HIV This Week

Micheloud D, Berenguer J, Bellón JM, Miralles P, Cosin J, de Quiros JC, Conde MS,Muñoz-Fernández MA, Resino S. Negative influence of age on CD4+ cell recovery after highly active antiretroviral therapy in naive HIV-1-infected patients with severe immunodeficiency. J Infect. 2008 ;56(2):130-6.

Micheloud and colleagues aimed to study the effect of age on several outcomes among 187 antiretroviral-naive infected patients who started highly active antiretroviral therapy (HAART) with <or=200 CD4(+)/microl. The authors carried out a retrospective study to determine the hazard ratio (HR) to reach an outcome in patients who experienced a change from the baseline in CD4(+) counts of at least +100, +200, +300, +400 and +500 cells/microl at any moment during the follow-up and the odds ratio (OR) of achieving and maintaining a CD4(+) value above a certain setpoint during at least 6, 12 or 18 months. The adjusted HR for an increase of +400 CD4(+)/microl and +500 CD4(+)/microl were 1.3 (95% CI: 1.1; 1.5) and 1.3 (95% CI: 1.1; 1.6) times slower for each additional 5 years of age at baseline. In addition, for every 5 years of extra age, the adjusted OR to achieve an absolute CD4(+) cell count >500/microl at 6, 12 and 18 months after the initiation of HAART were 2.2 (95% CI: 1.5; 3.2), 1.8 (95% CI: 1.2; 2.6), and 1.8 (95% CI: 1.2; 2.9) times less likely, respectively. The authors also found that patients >or=45 years old had worse complete CD4(+) recovery (CD4(+)>500 cells/microl) than patients <45 years old. in conclusion, the CD4(+) recovery after HAART is a prolonged and continuous process which extends for several years. Age at baseline is inversely correlated with the magnitude and speed of CD4(+) recovery among HIV-1 infected patients.

Editors’ note: Older age at the time of HIV acquisition is associated with faster disease progression. This study found that increasing age was associated with slower CD4 count recovery after initiation of antiretroviral treatment and a lower likelihood of reaching an absolute CD4 count of 500. This suggests that older people may benefit from earlier initiation of antiretroviral treatment before CD4 counts reach 200.

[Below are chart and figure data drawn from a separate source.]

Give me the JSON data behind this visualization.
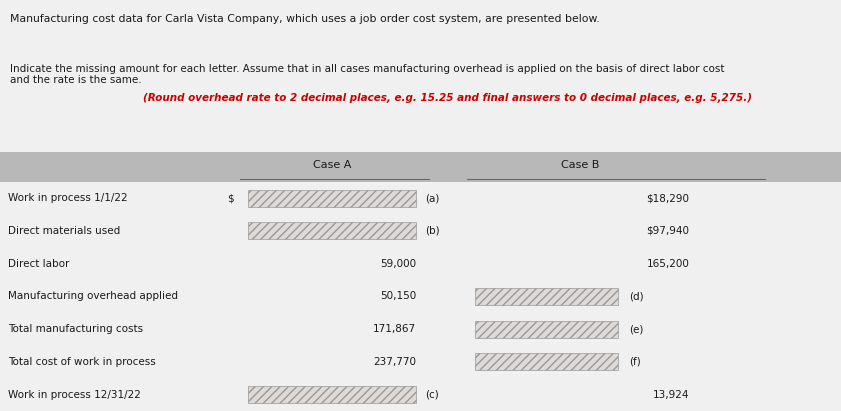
{
  "title_line1": "Manufacturing cost data for Carla Vista Company, which uses a job order cost system, are presented below.",
  "normal_text": "Indicate the missing amount for each letter. Assume that in all cases manufacturing overhead is applied on the basis of direct labor cost\nand the rate is the same. ",
  "bold_text": "(Round overhead rate to 2 decimal places, e.g. 15.25 and final answers to 0 decimal places, e.g. 5,275.)",
  "header_case_a": "Case A",
  "header_case_b": "Case B",
  "rows": [
    {
      "label": "Work in process 1/1/22",
      "case_a_prefix": "$",
      "case_a_value": "",
      "case_a_letter": "(a)",
      "case_a_blank": true,
      "case_b_value": "$18,290",
      "case_b_letter": "",
      "case_b_blank": false
    },
    {
      "label": "Direct materials used",
      "case_a_prefix": "",
      "case_a_value": "",
      "case_a_letter": "(b)",
      "case_a_blank": true,
      "case_b_value": "$97,940",
      "case_b_letter": "",
      "case_b_blank": false
    },
    {
      "label": "Direct labor",
      "case_a_prefix": "",
      "case_a_value": "59,000",
      "case_a_letter": "",
      "case_a_blank": false,
      "case_b_value": "165,200",
      "case_b_letter": "",
      "case_b_blank": false
    },
    {
      "label": "Manufacturing overhead applied",
      "case_a_prefix": "",
      "case_a_value": "50,150",
      "case_a_letter": "",
      "case_a_blank": false,
      "case_b_value": "",
      "case_b_letter": "(d)",
      "case_b_blank": true
    },
    {
      "label": "Total manufacturing costs",
      "case_a_prefix": "",
      "case_a_value": "171,867",
      "case_a_letter": "",
      "case_a_blank": false,
      "case_b_value": "",
      "case_b_letter": "(e)",
      "case_b_blank": true
    },
    {
      "label": "Total cost of work in process",
      "case_a_prefix": "",
      "case_a_value": "237,770",
      "case_a_letter": "",
      "case_a_blank": false,
      "case_b_value": "",
      "case_b_letter": "(f)",
      "case_b_blank": true
    },
    {
      "label": "Work in process 12/31/22",
      "case_a_prefix": "",
      "case_a_value": "",
      "case_a_letter": "(c)",
      "case_a_blank": true,
      "case_b_value": "13,924",
      "case_b_letter": "",
      "case_b_blank": false
    }
  ],
  "bg_color": "#eeeeee",
  "header_bg": "#b8b8b8",
  "blank_fill_light": "#e8e4e4",
  "blank_fill_dark": "#d8d4d4",
  "text_color": "#1a1a1a",
  "bold_color": "#cc0000",
  "figure_bg": "#f0f0f0"
}
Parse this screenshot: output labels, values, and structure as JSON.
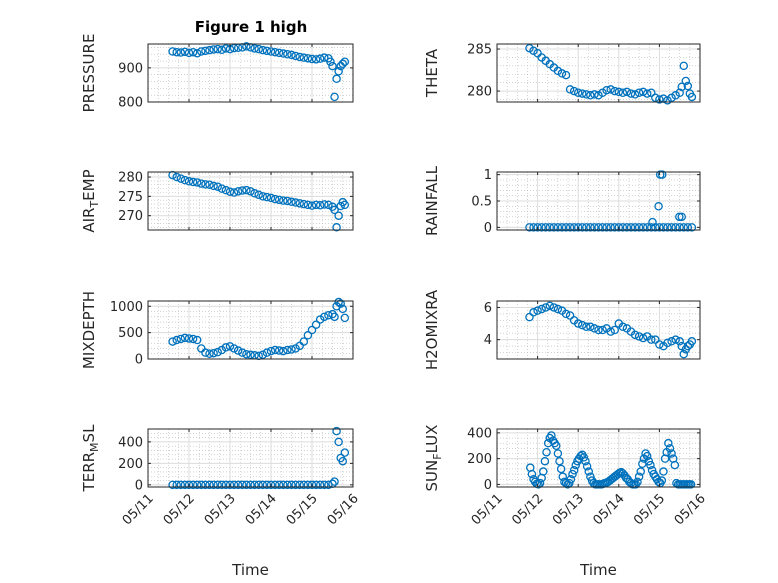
{
  "figure": {
    "title": "Figure 1 high"
  },
  "chart_data": [
    {
      "type": "scatter",
      "ylabel": "PRESSURE",
      "ylim": [
        800,
        970
      ],
      "yticks": [
        800,
        900
      ],
      "xlim": [
        "05/11",
        "05/16"
      ],
      "xticks": [
        "05/11",
        "05/12",
        "05/13",
        "05/14",
        "05/15",
        "05/16"
      ],
      "show_xticklabels": false,
      "xlabel": "",
      "grid": "major-and-minor",
      "x": [
        11.6,
        11.7,
        11.8,
        11.9,
        12.0,
        12.1,
        12.2,
        12.3,
        12.4,
        12.5,
        12.6,
        12.7,
        12.8,
        12.9,
        13.0,
        13.1,
        13.2,
        13.3,
        13.4,
        13.5,
        13.6,
        13.7,
        13.8,
        13.9,
        14.0,
        14.1,
        14.2,
        14.3,
        14.4,
        14.5,
        14.6,
        14.7,
        14.8,
        14.9,
        15.0,
        15.1,
        15.2,
        15.3,
        15.4,
        15.45,
        15.5,
        15.55,
        15.6,
        15.65,
        15.7,
        15.75,
        15.8
      ],
      "y": [
        948,
        946,
        945,
        947,
        944,
        946,
        943,
        948,
        950,
        952,
        954,
        955,
        953,
        957,
        955,
        958,
        959,
        960,
        963,
        960,
        957,
        955,
        952,
        950,
        948,
        946,
        944,
        942,
        940,
        938,
        935,
        932,
        930,
        928,
        926,
        925,
        927,
        930,
        928,
        918,
        905,
        815,
        868,
        890,
        905,
        912,
        918
      ]
    },
    {
      "type": "scatter",
      "ylabel": "THETA",
      "ylim": [
        278.7,
        285.6
      ],
      "yticks": [
        280,
        285
      ],
      "xlim": [
        "05/11",
        "05/16"
      ],
      "xticks": [
        "05/11",
        "05/12",
        "05/13",
        "05/14",
        "05/15",
        "05/16"
      ],
      "show_xticklabels": false,
      "xlabel": "",
      "grid": "major-and-minor",
      "x": [
        11.8,
        11.9,
        12.0,
        12.1,
        12.2,
        12.3,
        12.4,
        12.5,
        12.6,
        12.7,
        12.8,
        12.9,
        13.0,
        13.1,
        13.2,
        13.3,
        13.4,
        13.5,
        13.6,
        13.7,
        13.8,
        13.9,
        14.0,
        14.1,
        14.2,
        14.3,
        14.4,
        14.5,
        14.6,
        14.7,
        14.8,
        14.9,
        15.0,
        15.1,
        15.2,
        15.3,
        15.4,
        15.5,
        15.55,
        15.6,
        15.65,
        15.7,
        15.75,
        15.8
      ],
      "y": [
        285.1,
        284.8,
        284.5,
        284.0,
        283.6,
        283.2,
        282.8,
        282.4,
        282.1,
        281.9,
        280.2,
        280.0,
        279.8,
        279.7,
        279.6,
        279.5,
        279.6,
        279.5,
        279.8,
        280.1,
        280.2,
        280.0,
        279.9,
        279.8,
        279.9,
        279.7,
        279.6,
        279.8,
        279.9,
        279.7,
        279.8,
        279.2,
        279.0,
        279.1,
        278.9,
        279.2,
        279.5,
        279.8,
        280.5,
        283.0,
        281.2,
        280.6,
        279.7,
        279.3
      ]
    },
    {
      "type": "scatter",
      "ylabel": "AIR_TEMP",
      "ylim": [
        266.3,
        281.3
      ],
      "yticks": [
        270,
        275,
        280
      ],
      "xlim": [
        "05/11",
        "05/16"
      ],
      "xticks": [
        "05/11",
        "05/12",
        "05/13",
        "05/14",
        "05/15",
        "05/16"
      ],
      "show_xticklabels": false,
      "xlabel": "",
      "grid": "major-and-minor",
      "x": [
        11.6,
        11.7,
        11.8,
        11.9,
        12.0,
        12.1,
        12.2,
        12.3,
        12.4,
        12.5,
        12.6,
        12.7,
        12.8,
        12.9,
        13.0,
        13.1,
        13.2,
        13.3,
        13.4,
        13.5,
        13.6,
        13.7,
        13.8,
        13.9,
        14.0,
        14.1,
        14.2,
        14.3,
        14.4,
        14.5,
        14.6,
        14.7,
        14.8,
        14.9,
        15.0,
        15.1,
        15.2,
        15.3,
        15.4,
        15.5,
        15.55,
        15.6,
        15.65,
        15.7,
        15.75,
        15.8
      ],
      "y": [
        280.5,
        280.0,
        279.6,
        279.2,
        278.9,
        278.7,
        278.6,
        278.3,
        278.1,
        278.0,
        277.7,
        277.5,
        277.0,
        276.6,
        276.2,
        276.0,
        276.3,
        276.5,
        276.6,
        276.3,
        275.8,
        275.4,
        275.0,
        274.8,
        274.6,
        274.3,
        274.1,
        273.9,
        273.8,
        273.6,
        273.4,
        273.2,
        273.0,
        272.8,
        272.6,
        272.8,
        272.7,
        272.9,
        272.8,
        272.3,
        271.5,
        267.0,
        270.0,
        272.5,
        273.5,
        272.8
      ]
    },
    {
      "type": "scatter",
      "ylabel": "RAINFALL",
      "ylim": [
        -0.05,
        1.05
      ],
      "yticks": [
        0,
        0.5,
        1
      ],
      "xlim": [
        "05/11",
        "05/16"
      ],
      "xticks": [
        "05/11",
        "05/12",
        "05/13",
        "05/14",
        "05/15",
        "05/16"
      ],
      "show_xticklabels": false,
      "xlabel": "",
      "grid": "major-and-minor",
      "x": [
        11.8,
        11.9,
        12.0,
        12.1,
        12.2,
        12.3,
        12.4,
        12.5,
        12.6,
        12.7,
        12.8,
        12.9,
        13.0,
        13.1,
        13.2,
        13.3,
        13.4,
        13.5,
        13.6,
        13.7,
        13.8,
        13.9,
        14.0,
        14.1,
        14.2,
        14.3,
        14.4,
        14.5,
        14.6,
        14.7,
        14.8,
        14.9,
        15.0,
        15.1,
        15.2,
        15.3,
        15.4,
        15.5,
        15.6,
        15.7,
        15.8,
        14.83,
        14.98,
        15.02,
        15.07,
        15.49,
        15.55
      ],
      "y": [
        0,
        0,
        0,
        0,
        0,
        0,
        0,
        0,
        0,
        0,
        0,
        0,
        0,
        0,
        0,
        0,
        0,
        0,
        0,
        0,
        0,
        0,
        0,
        0,
        0,
        0,
        0,
        0,
        0,
        0,
        0,
        0,
        0,
        0,
        0,
        0,
        0,
        0,
        0,
        0,
        0,
        0.1,
        0.4,
        1.0,
        1.0,
        0.2,
        0.2
      ]
    },
    {
      "type": "scatter",
      "ylabel": "MIXDEPTH",
      "ylim": [
        0,
        1100
      ],
      "yticks": [
        0,
        500,
        1000
      ],
      "xlim": [
        "05/11",
        "05/16"
      ],
      "xticks": [
        "05/11",
        "05/12",
        "05/13",
        "05/14",
        "05/15",
        "05/16"
      ],
      "show_xticklabels": false,
      "xlabel": "",
      "grid": "major-and-minor",
      "x": [
        11.6,
        11.7,
        11.8,
        11.9,
        12.0,
        12.1,
        12.2,
        12.3,
        12.4,
        12.5,
        12.6,
        12.7,
        12.8,
        12.9,
        13.0,
        13.1,
        13.2,
        13.3,
        13.4,
        13.5,
        13.6,
        13.7,
        13.8,
        13.9,
        14.0,
        14.1,
        14.2,
        14.3,
        14.4,
        14.5,
        14.6,
        14.7,
        14.8,
        14.9,
        15.0,
        15.1,
        15.2,
        15.3,
        15.4,
        15.5,
        15.55,
        15.6,
        15.65,
        15.7,
        15.75,
        15.8
      ],
      "y": [
        330,
        360,
        380,
        400,
        390,
        380,
        360,
        200,
        120,
        100,
        110,
        130,
        170,
        220,
        240,
        200,
        160,
        120,
        90,
        80,
        70,
        60,
        80,
        120,
        150,
        170,
        160,
        150,
        170,
        180,
        200,
        250,
        330,
        450,
        550,
        650,
        750,
        800,
        830,
        850,
        800,
        1000,
        1080,
        1050,
        950,
        780
      ]
    },
    {
      "type": "scatter",
      "ylabel": "H2OMIXRA",
      "ylim": [
        2.8,
        6.4
      ],
      "yticks": [
        4,
        6
      ],
      "xlim": [
        "05/11",
        "05/16"
      ],
      "xticks": [
        "05/11",
        "05/12",
        "05/13",
        "05/14",
        "05/15",
        "05/16"
      ],
      "show_xticklabels": false,
      "xlabel": "",
      "grid": "major-and-minor",
      "x": [
        11.8,
        11.9,
        12.0,
        12.1,
        12.2,
        12.3,
        12.4,
        12.5,
        12.6,
        12.7,
        12.8,
        12.9,
        13.0,
        13.1,
        13.2,
        13.3,
        13.4,
        13.5,
        13.6,
        13.7,
        13.8,
        13.9,
        14.0,
        14.1,
        14.2,
        14.3,
        14.4,
        14.5,
        14.6,
        14.7,
        14.8,
        14.9,
        15.0,
        15.1,
        15.2,
        15.3,
        15.4,
        15.5,
        15.55,
        15.6,
        15.65,
        15.7,
        15.75,
        15.8
      ],
      "y": [
        5.4,
        5.7,
        5.8,
        5.9,
        6.0,
        6.1,
        6.0,
        5.9,
        5.8,
        5.6,
        5.5,
        5.2,
        5.0,
        4.9,
        4.8,
        4.8,
        4.7,
        4.6,
        4.6,
        4.7,
        4.5,
        4.6,
        5.0,
        4.8,
        4.7,
        4.5,
        4.3,
        4.2,
        4.1,
        4.2,
        4.0,
        4.0,
        3.7,
        3.6,
        3.8,
        3.9,
        4.0,
        3.9,
        3.6,
        3.1,
        3.4,
        3.6,
        3.7,
        3.9
      ]
    },
    {
      "type": "scatter",
      "ylabel": "TERR_MSL",
      "ylim": [
        -20,
        520
      ],
      "yticks": [
        0,
        200,
        400
      ],
      "xlim": [
        "05/11",
        "05/16"
      ],
      "xticks": [
        "05/11",
        "05/12",
        "05/13",
        "05/14",
        "05/15",
        "05/16"
      ],
      "show_xticklabels": true,
      "xlabel": "Time",
      "grid": "major-and-minor",
      "x": [
        11.6,
        11.7,
        11.8,
        11.9,
        12.0,
        12.1,
        12.2,
        12.3,
        12.4,
        12.5,
        12.6,
        12.7,
        12.8,
        12.9,
        13.0,
        13.1,
        13.2,
        13.3,
        13.4,
        13.5,
        13.6,
        13.7,
        13.8,
        13.9,
        14.0,
        14.1,
        14.2,
        14.3,
        14.4,
        14.5,
        14.6,
        14.7,
        14.8,
        14.9,
        15.0,
        15.1,
        15.2,
        15.3,
        15.4,
        15.5,
        15.55,
        15.6,
        15.65,
        15.7,
        15.75,
        15.8
      ],
      "y": [
        0,
        0,
        0,
        0,
        0,
        0,
        0,
        0,
        0,
        0,
        0,
        0,
        0,
        0,
        0,
        0,
        0,
        0,
        0,
        0,
        0,
        0,
        0,
        0,
        0,
        0,
        0,
        0,
        0,
        0,
        0,
        0,
        0,
        0,
        0,
        0,
        0,
        0,
        0,
        10,
        30,
        500,
        400,
        250,
        220,
        300
      ]
    },
    {
      "type": "scatter",
      "ylabel": "SUN_FLUX",
      "ylim": [
        -20,
        430
      ],
      "yticks": [
        0,
        200,
        400
      ],
      "xlim": [
        "05/11",
        "05/16"
      ],
      "xticks": [
        "05/11",
        "05/12",
        "05/13",
        "05/14",
        "05/15",
        "05/16"
      ],
      "show_xticklabels": true,
      "xlabel": "Time",
      "grid": "major-and-minor",
      "x": [
        11.82,
        11.86,
        11.9,
        11.94,
        11.98,
        12.02,
        12.06,
        12.1,
        12.14,
        12.18,
        12.22,
        12.26,
        12.3,
        12.34,
        12.38,
        12.42,
        12.46,
        12.5,
        12.54,
        12.58,
        12.62,
        12.66,
        12.7,
        12.74,
        12.78,
        12.82,
        12.86,
        12.9,
        12.94,
        12.98,
        13.02,
        13.06,
        13.1,
        13.14,
        13.18,
        13.22,
        13.26,
        13.3,
        13.34,
        13.38,
        13.42,
        13.46,
        13.5,
        13.54,
        13.58,
        13.62,
        13.66,
        13.7,
        13.74,
        13.78,
        13.82,
        13.86,
        13.9,
        13.94,
        13.98,
        14.02,
        14.06,
        14.1,
        14.14,
        14.18,
        14.22,
        14.26,
        14.3,
        14.34,
        14.38,
        14.42,
        14.46,
        14.5,
        14.54,
        14.58,
        14.62,
        14.66,
        14.7,
        14.74,
        14.78,
        14.82,
        14.86,
        14.9,
        14.94,
        14.98,
        15.02,
        15.06,
        15.1,
        15.14,
        15.18,
        15.22,
        15.26,
        15.3,
        15.34,
        15.38,
        15.42,
        15.46,
        15.5,
        15.54,
        15.58,
        15.62,
        15.66,
        15.7,
        15.74,
        15.78
      ],
      "y": [
        130,
        80,
        40,
        20,
        5,
        0,
        10,
        50,
        100,
        180,
        250,
        320,
        360,
        380,
        340,
        320,
        300,
        240,
        180,
        120,
        60,
        20,
        10,
        0,
        10,
        40,
        80,
        110,
        150,
        180,
        200,
        220,
        230,
        210,
        180,
        140,
        100,
        60,
        30,
        10,
        0,
        0,
        0,
        0,
        0,
        5,
        10,
        15,
        20,
        30,
        40,
        50,
        60,
        70,
        80,
        90,
        95,
        85,
        70,
        50,
        40,
        20,
        10,
        0,
        0,
        0,
        20,
        60,
        100,
        160,
        200,
        240,
        220,
        180,
        150,
        110,
        80,
        60,
        40,
        20,
        10,
        30,
        100,
        200,
        250,
        320,
        280,
        240,
        200,
        150,
        10,
        0,
        0,
        0,
        0,
        0,
        0,
        0,
        0,
        0
      ]
    }
  ]
}
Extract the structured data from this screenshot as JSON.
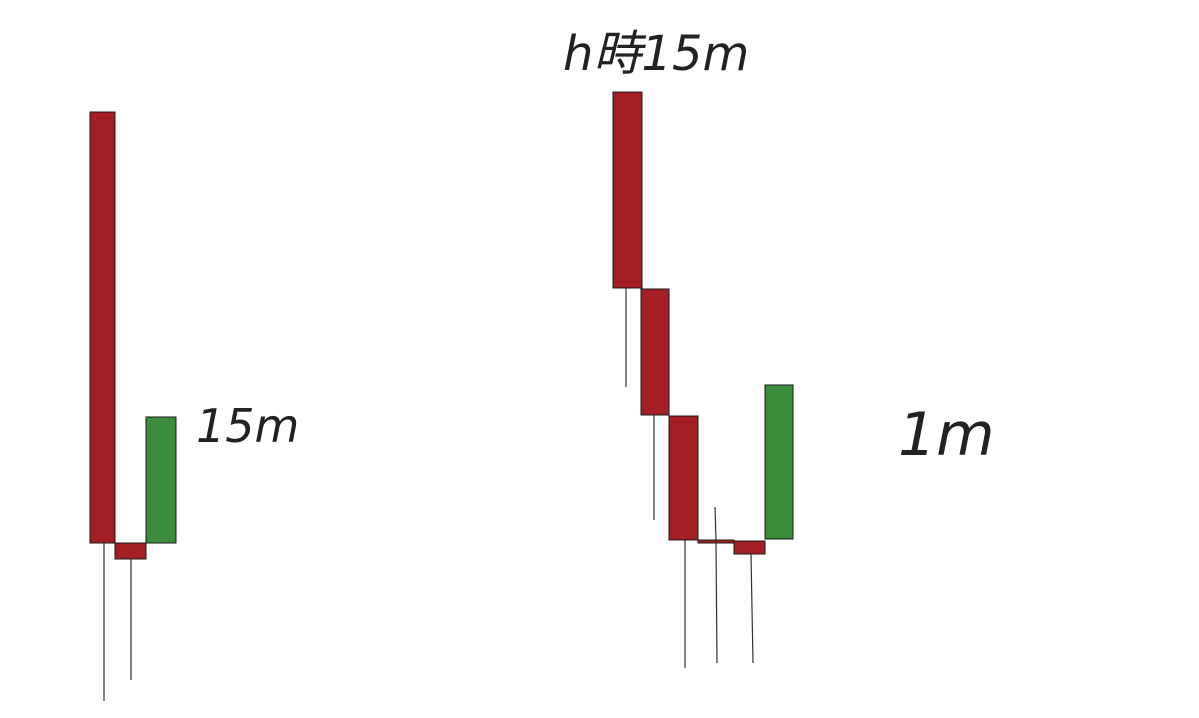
{
  "labels": {
    "left": "15m",
    "center": "h時15m",
    "right": "1m"
  },
  "colors": {
    "bearish": "#a31e22",
    "bullish": "#3b8c3c",
    "outline": "#1a1a1a",
    "wick": "#333333"
  },
  "candles_left": [
    {
      "type": "bearish"
    },
    {
      "type": "bearish"
    },
    {
      "type": "bullish"
    }
  ],
  "candles_right": [
    {
      "type": "bearish"
    },
    {
      "type": "bearish"
    },
    {
      "type": "bearish"
    },
    {
      "type": "bearish"
    },
    {
      "type": "bearish"
    },
    {
      "type": "bullish"
    }
  ]
}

The aim of this study was to estimate the outcome and cost-effectiveness per life-year-gained (LYG) of first-, second- and third-line non-nucleoside reverse transcriptase inhibitors (NNRTI) versus protease inhibitor (PI) containing highly active antiretroviral therapy regimens. Hospital care costs (2002 US dollars discounted 3.5% per annum) were linked to treatment failure times. Results show that the median time-to-treatment failure for first-line (nucleoside reverse transcriptase inhibitors) 2NRTIs + NNRTI was substantially longer than that for 2NRTIs + PI (boosted), 2NRTIs + PI and 2NRTIs + 2PIs, whereas for second- and third-line they were similar. Comparing first-line 2NRTIs + NNRTI with 2NRTIs + PI (boosted) cost per LYG was US$ 12,375; US$ 12,139 per LYG when compared with 2NRTIs + PI and US$ 2948 per LYG when compared with 2NRTIs + 2PIs. For second-line cost per LYG comparing 2NRTIs + NNRTI with 2NRTIs + PI (boosted) was US$ 19,501; US$ 18,364 per LYG when compared with 2NRTIs + PI and cost-saving when compared with 2NRTIs + 2PIs. For third-line cost per LYG comparing 2NRTIs + NNRTI with 2NRTIs + PI(boosted) was US$ 2708; US$ 11,559 per LYG when compared with 2NRTIs + PI and cost-saving when compared with 2NRTIs + 2PIs. In conclusion, first-line 2NRTIs + NNRTI was cost-effective or cost-saving when compared with PI-containing regimens for all lines of therapy. Such information is required by clinicians and managers of HIV services to make appropriate treatment decisions based on clinical and financial grounds, and given the increasing number of people living with HIV, such information will become more important over time.

Editors’ note: In low- and middle–income countries, the standard first-line therapy recommended by the WHO public health approach contains a backbone of two nucleoside reverse transcriptase inhibitors (NRTI) and one non-nucleoside reverse transcriptase inhibitor (2 nukes and 1 non-nuke). Until now, the outcome and cost-effectiveness of such regimens compared to protease inhibitor (PI) containing regimens have not been studied. Although the setting for this study is a high-income country, the 2 nukes-1 non-nuke first-line, second-line, and third-line regimens were either cost-effective or cost-saving. Of note is the much longer median time to treatment failure for people on these first-line regimens compared to those containing protease inhibitors, a finding of direct relevance for low- and middle-income countries.